The veterans of World War II sat in reserved seating directly in front of the historic Iwo Jima Monument, located on the MMA campus. During the parade, they all stood for the pledge of allegiance and joined Col R. Glenn Hill, MMA superintendent, for the ceremonial pass in review. Because of its sunny South Texas location, MMA is one of the few places in the nation with winters mild enough to hold an annual Iwo Jima Parade.
Edward “Tommy” Thompson, a resident of St. Louis Park, Minn., and Pharr, Texas, attended the Iwo Jima Parade for the first time.
“Seeing the presentation and all those cadets from the school, it was very meaningful,”
Thompson attended the parade with his friend, Alvin Hays. Hays, also a World War II veteran, was a Navy SEAL who scouted the island of Iwo Jima before the Marines landed.
In addition to honoring America’s veterans, the parade recognizes the historical significance of the Battle of Iwo Jima during World War II. On Feb. 19, 1945, members of the 3rd, 4th and 5th U.S. Marine divisions stormed the tiny Pacific island expecting little resistance. Unknown to Allied forces, the Japanese had spent months fortifying the island through underground tunnels. A month-long struggle ensued in which over 6,000 Marines and 20,000 Japanese soldiers perished.

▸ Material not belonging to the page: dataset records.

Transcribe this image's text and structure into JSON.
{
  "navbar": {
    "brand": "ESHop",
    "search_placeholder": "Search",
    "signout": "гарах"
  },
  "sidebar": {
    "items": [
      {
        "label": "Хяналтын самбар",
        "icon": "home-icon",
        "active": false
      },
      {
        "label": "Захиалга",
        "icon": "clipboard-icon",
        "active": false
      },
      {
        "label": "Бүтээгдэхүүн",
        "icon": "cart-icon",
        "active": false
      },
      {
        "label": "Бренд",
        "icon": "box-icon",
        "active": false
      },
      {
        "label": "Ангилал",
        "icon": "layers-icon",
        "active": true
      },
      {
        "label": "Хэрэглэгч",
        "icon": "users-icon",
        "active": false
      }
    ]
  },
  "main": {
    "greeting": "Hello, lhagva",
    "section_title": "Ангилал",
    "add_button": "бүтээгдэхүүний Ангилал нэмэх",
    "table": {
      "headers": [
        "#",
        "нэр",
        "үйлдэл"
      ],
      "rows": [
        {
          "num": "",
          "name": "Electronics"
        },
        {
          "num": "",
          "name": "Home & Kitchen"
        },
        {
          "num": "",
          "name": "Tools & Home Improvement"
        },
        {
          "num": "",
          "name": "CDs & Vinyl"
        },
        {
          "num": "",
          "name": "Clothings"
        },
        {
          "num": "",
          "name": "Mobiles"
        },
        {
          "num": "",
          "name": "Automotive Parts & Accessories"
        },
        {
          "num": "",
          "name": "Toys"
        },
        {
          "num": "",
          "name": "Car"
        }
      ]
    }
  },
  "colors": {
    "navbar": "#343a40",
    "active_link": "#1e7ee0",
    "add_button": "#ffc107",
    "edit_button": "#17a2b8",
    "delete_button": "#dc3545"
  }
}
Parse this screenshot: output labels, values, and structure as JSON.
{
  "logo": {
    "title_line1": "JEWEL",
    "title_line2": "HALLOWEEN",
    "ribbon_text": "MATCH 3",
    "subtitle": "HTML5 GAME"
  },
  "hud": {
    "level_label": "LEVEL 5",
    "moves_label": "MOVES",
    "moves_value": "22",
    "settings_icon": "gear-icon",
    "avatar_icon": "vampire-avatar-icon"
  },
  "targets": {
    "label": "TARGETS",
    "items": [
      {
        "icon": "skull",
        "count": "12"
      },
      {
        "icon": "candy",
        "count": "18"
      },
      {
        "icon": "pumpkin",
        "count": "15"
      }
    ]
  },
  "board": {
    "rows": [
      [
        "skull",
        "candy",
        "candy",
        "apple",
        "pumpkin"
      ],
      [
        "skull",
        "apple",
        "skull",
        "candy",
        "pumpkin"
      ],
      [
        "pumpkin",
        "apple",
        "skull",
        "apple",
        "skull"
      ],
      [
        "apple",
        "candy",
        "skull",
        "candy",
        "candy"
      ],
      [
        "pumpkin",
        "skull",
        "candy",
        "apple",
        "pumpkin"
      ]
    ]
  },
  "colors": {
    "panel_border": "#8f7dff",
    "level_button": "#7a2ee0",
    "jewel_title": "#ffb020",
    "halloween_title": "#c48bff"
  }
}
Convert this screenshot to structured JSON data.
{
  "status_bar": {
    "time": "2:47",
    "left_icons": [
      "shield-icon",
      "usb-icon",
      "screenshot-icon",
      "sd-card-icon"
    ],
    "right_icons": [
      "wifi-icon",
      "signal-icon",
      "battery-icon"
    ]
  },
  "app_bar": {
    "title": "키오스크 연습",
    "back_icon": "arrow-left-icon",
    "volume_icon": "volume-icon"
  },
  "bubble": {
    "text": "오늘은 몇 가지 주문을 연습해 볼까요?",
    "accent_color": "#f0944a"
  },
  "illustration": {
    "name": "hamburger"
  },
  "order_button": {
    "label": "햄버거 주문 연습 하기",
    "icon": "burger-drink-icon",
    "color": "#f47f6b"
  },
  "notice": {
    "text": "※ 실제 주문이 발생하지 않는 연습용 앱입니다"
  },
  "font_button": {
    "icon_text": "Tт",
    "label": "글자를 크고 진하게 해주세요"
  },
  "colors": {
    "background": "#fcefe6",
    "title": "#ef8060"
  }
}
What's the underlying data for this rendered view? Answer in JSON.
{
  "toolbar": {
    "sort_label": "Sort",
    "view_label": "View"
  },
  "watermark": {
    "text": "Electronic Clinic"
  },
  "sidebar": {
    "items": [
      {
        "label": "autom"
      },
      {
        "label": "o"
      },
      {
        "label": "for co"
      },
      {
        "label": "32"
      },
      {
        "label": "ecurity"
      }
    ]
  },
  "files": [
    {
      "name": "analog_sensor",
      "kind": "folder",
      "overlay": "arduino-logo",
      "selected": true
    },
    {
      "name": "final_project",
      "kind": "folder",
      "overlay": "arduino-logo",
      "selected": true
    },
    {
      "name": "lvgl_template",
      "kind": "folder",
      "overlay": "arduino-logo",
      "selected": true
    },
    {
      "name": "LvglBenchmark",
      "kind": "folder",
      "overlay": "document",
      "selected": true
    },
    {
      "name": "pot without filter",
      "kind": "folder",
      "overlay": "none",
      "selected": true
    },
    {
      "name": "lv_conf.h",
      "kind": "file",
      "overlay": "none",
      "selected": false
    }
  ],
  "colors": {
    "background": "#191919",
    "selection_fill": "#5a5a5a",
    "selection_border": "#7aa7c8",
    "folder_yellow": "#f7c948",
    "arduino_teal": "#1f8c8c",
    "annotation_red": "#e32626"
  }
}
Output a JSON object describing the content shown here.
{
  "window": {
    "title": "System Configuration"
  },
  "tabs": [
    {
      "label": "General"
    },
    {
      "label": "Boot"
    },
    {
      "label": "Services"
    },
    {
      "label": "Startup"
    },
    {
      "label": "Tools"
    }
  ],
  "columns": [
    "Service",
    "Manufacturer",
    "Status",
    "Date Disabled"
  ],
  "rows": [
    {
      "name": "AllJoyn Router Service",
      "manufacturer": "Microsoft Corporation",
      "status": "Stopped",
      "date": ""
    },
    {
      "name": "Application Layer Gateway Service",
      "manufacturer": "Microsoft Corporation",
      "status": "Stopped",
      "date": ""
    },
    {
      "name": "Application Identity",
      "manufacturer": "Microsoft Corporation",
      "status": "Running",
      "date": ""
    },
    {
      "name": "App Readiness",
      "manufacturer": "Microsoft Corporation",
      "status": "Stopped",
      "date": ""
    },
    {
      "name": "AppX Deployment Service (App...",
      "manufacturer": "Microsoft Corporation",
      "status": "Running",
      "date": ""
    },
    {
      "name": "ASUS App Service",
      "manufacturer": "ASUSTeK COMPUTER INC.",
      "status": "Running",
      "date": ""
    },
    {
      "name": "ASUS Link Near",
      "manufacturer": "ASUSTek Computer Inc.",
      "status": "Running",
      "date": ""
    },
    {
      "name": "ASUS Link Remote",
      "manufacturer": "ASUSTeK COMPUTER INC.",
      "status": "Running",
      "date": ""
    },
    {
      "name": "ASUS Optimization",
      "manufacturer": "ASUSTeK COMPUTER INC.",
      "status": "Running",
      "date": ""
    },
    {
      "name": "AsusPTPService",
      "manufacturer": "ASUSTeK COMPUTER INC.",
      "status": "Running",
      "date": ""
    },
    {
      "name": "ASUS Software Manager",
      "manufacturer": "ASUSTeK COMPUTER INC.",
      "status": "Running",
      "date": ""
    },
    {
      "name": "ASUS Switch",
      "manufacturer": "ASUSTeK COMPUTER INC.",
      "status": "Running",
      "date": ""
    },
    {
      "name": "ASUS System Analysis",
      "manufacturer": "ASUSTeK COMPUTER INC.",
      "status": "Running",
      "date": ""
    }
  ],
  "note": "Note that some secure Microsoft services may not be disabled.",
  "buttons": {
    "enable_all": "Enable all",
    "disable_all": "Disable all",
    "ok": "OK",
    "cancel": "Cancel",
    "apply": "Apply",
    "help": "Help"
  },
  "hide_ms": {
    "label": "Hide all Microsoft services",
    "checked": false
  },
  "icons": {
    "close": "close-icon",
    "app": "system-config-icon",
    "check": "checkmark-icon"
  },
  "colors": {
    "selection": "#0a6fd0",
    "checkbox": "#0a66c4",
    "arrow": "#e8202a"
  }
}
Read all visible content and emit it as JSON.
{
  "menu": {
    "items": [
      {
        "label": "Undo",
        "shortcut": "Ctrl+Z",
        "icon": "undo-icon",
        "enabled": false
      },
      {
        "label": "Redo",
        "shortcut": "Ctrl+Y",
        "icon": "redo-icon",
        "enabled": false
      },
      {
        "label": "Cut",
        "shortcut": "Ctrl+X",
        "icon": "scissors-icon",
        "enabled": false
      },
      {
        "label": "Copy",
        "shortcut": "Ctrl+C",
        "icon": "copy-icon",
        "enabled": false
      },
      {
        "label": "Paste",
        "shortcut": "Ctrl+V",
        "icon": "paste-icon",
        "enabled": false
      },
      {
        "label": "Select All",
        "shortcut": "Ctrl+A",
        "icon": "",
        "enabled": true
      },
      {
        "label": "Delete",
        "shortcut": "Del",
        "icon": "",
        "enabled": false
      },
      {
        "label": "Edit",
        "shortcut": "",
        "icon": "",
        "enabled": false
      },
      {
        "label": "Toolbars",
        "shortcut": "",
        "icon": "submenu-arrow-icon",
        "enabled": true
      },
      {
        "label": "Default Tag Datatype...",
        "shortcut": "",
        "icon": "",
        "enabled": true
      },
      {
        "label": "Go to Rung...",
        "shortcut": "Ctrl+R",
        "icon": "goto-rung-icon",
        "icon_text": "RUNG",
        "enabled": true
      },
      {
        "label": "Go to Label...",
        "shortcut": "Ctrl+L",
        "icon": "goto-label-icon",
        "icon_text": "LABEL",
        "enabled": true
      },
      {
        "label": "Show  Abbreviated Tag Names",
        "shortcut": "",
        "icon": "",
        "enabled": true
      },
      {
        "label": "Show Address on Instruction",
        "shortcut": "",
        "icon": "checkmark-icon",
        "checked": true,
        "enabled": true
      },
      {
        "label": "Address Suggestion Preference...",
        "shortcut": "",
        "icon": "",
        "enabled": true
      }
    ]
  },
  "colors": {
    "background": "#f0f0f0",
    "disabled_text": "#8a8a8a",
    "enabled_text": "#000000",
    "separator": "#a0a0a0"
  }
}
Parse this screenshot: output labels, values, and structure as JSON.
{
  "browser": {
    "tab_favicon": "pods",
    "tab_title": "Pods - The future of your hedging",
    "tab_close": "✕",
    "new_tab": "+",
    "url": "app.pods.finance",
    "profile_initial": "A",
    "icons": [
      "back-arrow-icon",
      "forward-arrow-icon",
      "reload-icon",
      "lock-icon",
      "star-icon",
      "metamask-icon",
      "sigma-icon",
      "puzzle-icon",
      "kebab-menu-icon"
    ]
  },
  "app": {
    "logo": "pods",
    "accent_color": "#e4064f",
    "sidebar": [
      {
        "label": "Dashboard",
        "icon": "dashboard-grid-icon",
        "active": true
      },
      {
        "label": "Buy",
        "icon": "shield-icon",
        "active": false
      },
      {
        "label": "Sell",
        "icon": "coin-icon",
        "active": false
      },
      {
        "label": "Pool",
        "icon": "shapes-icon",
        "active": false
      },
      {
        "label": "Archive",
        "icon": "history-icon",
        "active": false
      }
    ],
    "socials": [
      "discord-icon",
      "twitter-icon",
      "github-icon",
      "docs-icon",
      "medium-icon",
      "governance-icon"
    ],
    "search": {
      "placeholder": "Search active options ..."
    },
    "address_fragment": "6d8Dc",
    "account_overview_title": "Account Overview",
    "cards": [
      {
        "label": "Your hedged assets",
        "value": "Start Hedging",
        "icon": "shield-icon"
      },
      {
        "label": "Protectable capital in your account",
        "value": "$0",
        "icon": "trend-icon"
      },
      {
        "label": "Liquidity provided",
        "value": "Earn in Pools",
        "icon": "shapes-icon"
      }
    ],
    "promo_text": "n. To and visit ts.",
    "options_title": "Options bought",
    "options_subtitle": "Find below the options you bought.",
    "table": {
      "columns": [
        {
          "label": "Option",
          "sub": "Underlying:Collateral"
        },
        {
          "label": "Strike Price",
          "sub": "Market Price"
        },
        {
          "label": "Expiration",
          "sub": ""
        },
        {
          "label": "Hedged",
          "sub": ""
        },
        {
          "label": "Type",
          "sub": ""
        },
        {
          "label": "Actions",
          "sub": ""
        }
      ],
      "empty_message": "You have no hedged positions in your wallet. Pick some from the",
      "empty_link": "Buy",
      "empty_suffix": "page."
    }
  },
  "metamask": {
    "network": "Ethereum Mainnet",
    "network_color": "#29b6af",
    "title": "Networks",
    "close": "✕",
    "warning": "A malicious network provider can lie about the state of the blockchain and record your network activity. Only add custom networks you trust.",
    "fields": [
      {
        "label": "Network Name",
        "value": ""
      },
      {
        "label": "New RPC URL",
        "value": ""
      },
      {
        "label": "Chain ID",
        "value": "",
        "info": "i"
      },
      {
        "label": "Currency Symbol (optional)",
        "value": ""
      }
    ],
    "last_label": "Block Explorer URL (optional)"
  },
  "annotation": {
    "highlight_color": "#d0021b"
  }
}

On fifth day of the battle, U.S. Marines raised two flags on top of Mount Suribachi. The second flag-raising was captured by photographer Joe Rosenthal. Rosenthal’s now-famous photo of five Marines and one Navy Corpsman raising the American flag inspired Dr. Felix de Weldon to sculpt the U. S. Marine Corps War Memorial, the magnificent bronze statue located in Arlington, Va. De Weldon officially gave his original model to MMA in 1981. Since April 16, 1982, MMA has been home to the historic treasure known as the Iwo Jima Monument.
MMA can thank one particular South Texas native for the Iwo Jima Monument. Corporal Harlon Block of Weslaco, Texas, was one of the Marines to erect the American flag on Feb. 23, 1945. He is depicted at the base of the flagpole. Though he did not return from World War II, Block will forever be remembered by Americans in Rosenthal’s photo and de Weldon’s statue. Block’s gravesite resides directly behind the Iwo Jima Monument.
One of the guests to attend the 2013 Iwo Jima Parade was 88-year-old Glen Cleckler, a World War II veteran and Block’s best friend. He and Block attended Weslaco High School and enlisted in the Marine Corps together in December 1942. In fact, they enlisted in the Marine Corps because they needed an excused absence for skipping a day of school.
Cleckler returned from World War II and brought back Block’s Marine Corps ring, which is now housed in the Iwo Jima Museum on the MMA campus. Cleckler became a lifelong educator in Harlingen, Texas, and still shares the history he lived with those who ask.